Strong knowledge of ML frameworks: TensorFlow, PyTorch, scikit-learn, Hugging Face Transformers.
Hands-on experience with LLM orchestration: LangChain, LangGraph, LlamaIndex, OpenAI SDK, Anthropic SDK, and Model Context Protocol (MCP) for tool and agent integration.
Experience with vector databases: Pinecone, Weaviate, pgvector, ChromaDB, or Qdrant.
Solid understanding of RAG architecture, embedding models, chunking strategies, semantic retrieval, and advanced patterns such as hybrid search, re-ranking, and graph-augmented retrieval.
Experience with model fine-tuning techniques including LoRA, QLoRA, RLHF, and DPO (Direct Preference Optimization), as well as familiarity with reasoning model architectures (chain-of-thought, o1/o3-style models, and DeepSeek R1).
Proficiency in SQL/NoSQL databases and data preprocessing pipelines.
Working knowledge of Docker, Kubernetes, and containerized model serving.
Understanding of software engineering best practices: version control (Git), code review, testing, and CI/CD.
Nice to Have
Experience with agentic frameworks including AutoGen, CrewAI, OpenAI Agents SDK, Anthropic’s Claude Agent SDK, and Model Context Protocol (MCP) server development.

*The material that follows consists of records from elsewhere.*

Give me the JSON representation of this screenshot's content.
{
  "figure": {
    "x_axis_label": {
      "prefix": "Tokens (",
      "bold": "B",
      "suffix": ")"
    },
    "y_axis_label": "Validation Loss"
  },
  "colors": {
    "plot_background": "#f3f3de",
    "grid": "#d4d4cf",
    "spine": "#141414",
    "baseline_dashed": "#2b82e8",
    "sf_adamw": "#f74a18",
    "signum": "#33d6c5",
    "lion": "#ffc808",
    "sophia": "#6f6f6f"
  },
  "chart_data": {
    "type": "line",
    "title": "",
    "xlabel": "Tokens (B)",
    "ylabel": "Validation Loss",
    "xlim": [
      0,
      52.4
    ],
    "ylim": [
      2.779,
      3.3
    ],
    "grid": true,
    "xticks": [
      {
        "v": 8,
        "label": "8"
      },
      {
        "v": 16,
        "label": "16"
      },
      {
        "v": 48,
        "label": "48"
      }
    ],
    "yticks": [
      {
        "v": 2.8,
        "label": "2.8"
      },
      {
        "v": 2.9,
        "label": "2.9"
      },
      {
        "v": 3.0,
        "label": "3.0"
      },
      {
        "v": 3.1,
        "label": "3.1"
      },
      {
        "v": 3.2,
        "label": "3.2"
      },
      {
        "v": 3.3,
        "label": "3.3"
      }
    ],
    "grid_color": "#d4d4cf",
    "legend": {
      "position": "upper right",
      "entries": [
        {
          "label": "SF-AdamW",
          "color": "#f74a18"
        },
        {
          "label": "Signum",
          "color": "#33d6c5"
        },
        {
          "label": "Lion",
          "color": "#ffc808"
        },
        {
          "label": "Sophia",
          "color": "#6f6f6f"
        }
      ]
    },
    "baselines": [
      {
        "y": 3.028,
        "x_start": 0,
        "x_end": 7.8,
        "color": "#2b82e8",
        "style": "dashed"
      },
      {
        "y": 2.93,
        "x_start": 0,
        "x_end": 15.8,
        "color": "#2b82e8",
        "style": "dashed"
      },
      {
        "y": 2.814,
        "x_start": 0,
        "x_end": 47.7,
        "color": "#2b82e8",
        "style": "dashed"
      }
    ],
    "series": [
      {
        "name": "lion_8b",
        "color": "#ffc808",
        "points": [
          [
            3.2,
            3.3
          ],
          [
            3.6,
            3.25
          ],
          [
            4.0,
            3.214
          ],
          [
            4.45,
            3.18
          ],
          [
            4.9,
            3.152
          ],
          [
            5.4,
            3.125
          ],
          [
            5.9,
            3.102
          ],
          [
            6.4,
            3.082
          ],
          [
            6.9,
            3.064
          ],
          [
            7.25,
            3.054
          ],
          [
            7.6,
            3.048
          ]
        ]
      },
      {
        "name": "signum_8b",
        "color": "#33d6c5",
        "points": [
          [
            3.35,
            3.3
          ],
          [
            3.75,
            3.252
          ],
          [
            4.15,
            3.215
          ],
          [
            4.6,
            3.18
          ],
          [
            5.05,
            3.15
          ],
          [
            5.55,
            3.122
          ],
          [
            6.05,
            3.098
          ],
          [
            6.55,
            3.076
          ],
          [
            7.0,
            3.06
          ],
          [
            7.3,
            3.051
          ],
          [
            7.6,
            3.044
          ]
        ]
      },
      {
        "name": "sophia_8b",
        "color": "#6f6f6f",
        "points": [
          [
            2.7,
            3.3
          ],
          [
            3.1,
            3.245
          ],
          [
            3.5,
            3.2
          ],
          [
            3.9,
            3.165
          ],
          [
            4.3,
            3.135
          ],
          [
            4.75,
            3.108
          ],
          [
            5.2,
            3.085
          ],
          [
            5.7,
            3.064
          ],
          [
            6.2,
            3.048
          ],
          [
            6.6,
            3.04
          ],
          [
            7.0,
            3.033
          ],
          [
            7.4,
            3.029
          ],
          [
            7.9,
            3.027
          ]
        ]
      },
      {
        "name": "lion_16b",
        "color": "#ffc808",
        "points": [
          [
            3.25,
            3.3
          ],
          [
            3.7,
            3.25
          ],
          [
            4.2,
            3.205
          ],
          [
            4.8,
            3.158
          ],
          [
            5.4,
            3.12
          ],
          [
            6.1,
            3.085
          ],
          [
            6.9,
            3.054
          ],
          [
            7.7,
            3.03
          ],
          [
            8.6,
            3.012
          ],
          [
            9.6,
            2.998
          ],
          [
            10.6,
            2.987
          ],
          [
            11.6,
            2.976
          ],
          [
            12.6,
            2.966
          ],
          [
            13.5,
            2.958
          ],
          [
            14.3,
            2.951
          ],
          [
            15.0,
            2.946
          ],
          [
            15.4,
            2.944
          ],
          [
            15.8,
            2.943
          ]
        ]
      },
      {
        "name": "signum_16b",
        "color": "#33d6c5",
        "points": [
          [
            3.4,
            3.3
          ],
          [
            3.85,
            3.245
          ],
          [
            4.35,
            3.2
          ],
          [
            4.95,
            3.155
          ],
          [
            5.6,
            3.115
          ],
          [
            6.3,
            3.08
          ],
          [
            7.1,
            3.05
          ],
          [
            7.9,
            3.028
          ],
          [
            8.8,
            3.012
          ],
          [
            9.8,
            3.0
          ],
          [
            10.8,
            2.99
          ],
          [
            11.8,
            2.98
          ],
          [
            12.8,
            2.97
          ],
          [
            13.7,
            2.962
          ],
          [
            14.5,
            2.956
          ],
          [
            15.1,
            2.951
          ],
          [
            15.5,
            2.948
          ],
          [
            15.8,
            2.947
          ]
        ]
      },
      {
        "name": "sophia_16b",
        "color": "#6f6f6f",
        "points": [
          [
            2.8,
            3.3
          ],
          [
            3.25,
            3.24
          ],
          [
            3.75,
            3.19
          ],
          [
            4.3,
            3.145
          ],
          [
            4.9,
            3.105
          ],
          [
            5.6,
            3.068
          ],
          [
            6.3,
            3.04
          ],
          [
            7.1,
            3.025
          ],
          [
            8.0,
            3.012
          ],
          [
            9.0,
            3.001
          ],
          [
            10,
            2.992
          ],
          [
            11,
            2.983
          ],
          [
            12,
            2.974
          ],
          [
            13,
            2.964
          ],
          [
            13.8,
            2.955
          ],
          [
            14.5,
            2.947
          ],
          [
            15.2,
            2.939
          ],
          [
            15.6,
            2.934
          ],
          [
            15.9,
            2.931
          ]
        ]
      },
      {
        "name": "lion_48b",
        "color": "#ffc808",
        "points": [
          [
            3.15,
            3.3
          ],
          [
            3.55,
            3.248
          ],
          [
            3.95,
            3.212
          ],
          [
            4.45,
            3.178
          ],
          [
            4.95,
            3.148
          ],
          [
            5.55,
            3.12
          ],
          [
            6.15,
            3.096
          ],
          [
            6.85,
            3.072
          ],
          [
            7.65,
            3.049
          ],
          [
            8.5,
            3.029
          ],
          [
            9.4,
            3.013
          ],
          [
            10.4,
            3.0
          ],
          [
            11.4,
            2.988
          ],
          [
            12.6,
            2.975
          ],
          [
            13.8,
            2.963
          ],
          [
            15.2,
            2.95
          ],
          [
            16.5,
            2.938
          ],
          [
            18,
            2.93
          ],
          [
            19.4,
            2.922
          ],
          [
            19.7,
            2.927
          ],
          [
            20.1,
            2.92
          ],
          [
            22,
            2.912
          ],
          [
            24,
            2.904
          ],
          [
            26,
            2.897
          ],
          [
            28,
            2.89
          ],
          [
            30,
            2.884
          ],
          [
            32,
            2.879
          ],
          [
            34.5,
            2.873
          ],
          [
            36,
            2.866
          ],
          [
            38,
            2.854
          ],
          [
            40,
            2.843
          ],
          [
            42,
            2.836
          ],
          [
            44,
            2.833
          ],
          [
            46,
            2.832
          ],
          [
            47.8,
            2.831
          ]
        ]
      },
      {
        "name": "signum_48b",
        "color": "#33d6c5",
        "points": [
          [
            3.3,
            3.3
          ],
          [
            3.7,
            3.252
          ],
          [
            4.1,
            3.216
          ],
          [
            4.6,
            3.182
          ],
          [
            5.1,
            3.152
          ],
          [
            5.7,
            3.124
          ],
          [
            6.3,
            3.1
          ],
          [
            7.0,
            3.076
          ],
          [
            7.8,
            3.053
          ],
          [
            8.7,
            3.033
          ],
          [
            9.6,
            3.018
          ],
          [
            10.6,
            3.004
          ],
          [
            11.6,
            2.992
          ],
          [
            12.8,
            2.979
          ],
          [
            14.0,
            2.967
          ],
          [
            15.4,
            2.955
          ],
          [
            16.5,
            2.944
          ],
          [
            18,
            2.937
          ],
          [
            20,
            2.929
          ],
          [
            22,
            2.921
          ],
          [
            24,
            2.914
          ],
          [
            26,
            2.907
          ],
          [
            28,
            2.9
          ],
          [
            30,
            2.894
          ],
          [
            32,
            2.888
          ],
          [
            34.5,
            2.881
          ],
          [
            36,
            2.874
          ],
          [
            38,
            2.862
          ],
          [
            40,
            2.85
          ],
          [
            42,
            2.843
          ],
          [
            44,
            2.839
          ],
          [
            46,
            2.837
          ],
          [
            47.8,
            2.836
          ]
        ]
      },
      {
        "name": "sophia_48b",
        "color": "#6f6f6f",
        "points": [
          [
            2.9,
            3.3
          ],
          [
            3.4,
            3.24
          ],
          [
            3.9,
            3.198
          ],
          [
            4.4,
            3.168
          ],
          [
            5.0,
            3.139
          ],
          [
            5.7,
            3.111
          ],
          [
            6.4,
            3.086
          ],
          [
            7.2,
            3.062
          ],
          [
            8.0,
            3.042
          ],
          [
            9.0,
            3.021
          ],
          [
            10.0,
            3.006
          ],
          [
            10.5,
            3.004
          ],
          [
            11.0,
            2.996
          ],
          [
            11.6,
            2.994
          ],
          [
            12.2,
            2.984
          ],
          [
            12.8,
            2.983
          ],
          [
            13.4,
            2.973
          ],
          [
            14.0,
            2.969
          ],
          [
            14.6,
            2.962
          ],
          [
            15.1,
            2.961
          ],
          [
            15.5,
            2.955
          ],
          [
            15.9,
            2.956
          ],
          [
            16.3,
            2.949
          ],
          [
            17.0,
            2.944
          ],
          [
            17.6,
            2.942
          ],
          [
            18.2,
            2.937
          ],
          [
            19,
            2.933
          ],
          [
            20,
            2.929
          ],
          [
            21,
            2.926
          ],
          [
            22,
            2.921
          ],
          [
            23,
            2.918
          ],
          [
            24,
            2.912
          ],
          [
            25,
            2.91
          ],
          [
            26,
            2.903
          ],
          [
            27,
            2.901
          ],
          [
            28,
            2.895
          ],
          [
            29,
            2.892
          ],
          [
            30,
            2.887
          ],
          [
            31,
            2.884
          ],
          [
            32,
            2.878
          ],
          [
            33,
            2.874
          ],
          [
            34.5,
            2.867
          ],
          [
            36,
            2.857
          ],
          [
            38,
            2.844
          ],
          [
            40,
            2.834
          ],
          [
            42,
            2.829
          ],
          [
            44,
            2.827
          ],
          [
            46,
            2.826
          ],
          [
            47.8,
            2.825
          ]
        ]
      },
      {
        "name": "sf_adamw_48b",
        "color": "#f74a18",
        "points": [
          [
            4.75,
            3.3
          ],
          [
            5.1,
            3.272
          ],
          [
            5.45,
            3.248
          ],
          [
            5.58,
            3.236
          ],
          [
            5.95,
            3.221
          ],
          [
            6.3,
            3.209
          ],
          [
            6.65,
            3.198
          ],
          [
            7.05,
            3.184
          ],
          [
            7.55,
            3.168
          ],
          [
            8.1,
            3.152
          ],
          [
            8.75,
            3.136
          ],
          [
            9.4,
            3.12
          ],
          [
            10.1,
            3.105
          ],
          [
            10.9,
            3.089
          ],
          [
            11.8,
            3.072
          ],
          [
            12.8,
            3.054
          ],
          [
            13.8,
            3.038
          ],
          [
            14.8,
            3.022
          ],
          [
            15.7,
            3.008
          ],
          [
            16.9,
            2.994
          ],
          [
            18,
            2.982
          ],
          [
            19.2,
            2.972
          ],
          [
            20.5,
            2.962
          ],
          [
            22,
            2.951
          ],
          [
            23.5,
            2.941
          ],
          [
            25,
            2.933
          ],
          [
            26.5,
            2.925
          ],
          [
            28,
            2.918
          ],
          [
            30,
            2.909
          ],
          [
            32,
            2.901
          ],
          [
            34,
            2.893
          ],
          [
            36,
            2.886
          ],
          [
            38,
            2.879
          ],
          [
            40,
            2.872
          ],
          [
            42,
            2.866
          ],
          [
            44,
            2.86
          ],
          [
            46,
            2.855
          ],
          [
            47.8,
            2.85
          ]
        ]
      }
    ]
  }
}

Background in NLP, computer vision, or multimodal AI applications.
Published research, open-source contributions, or portfolio of AI projects.
Familiarity with A/B testing, model monitoring, and data drift detection.
Knowledge of AI safety, responsible AI, model explainability (SHAP, LIME), and emerging AI governance frameworks including EU AI Act compliance considerations.
Core Technology Stack
Python
PyTorch / TensorFlow
LangChain / LangGraph / MCP
RAG Pipelines
Hugging Face
OpenAI / Anthropic API
Vector Databases
MLflow / DVC
Docker / Kubernetes
AWS / GCP / Azure
SQL & NoSQL
LLM Fine-Tuning & Reasoning Models
Education
Bachelor's or Master's degree in Computer Science, Data Science, Artificial Intelligence, Mathematics, or a related field.
Equivalent practical experience will be considered. Relevant certifications (AWS ML Specialty, Google Professional ML Engineer, DeepLearning.AI, etc.) are a plus.
WHY VANIGENT
Vanigent is an independent contract sales organization delivering measurable, results-driven outcomes that prioritize the needs of our customers. We are an Atlanta, GA-based CSO, supported by a seasoned leadership team with deep expertise in commercial operations and sales execution. Our agile, customer-focused approach is grounded in our core values of Customer-centered solutions, Accountability, Results-oriented mindset, and Ethics, Excellence, & Integrity (CARE).
Vanivation Corp. is the local independent entity in the Philippines of Vanigent. Focused on providing technology-driven solutions for pharma, diagnostics and medical devices industries. We deliver innovative solutions that optimize operations, ensure compliance and drive growth.
We are proud to be an affirmative action/equal opportunity employer, committed to diversity, equity, and inclusion. We do not discriminate based on age, race, color, religion, gender, gender identity, sexual orientation, national origin, protected veteran status, disability, or any other legally protected status.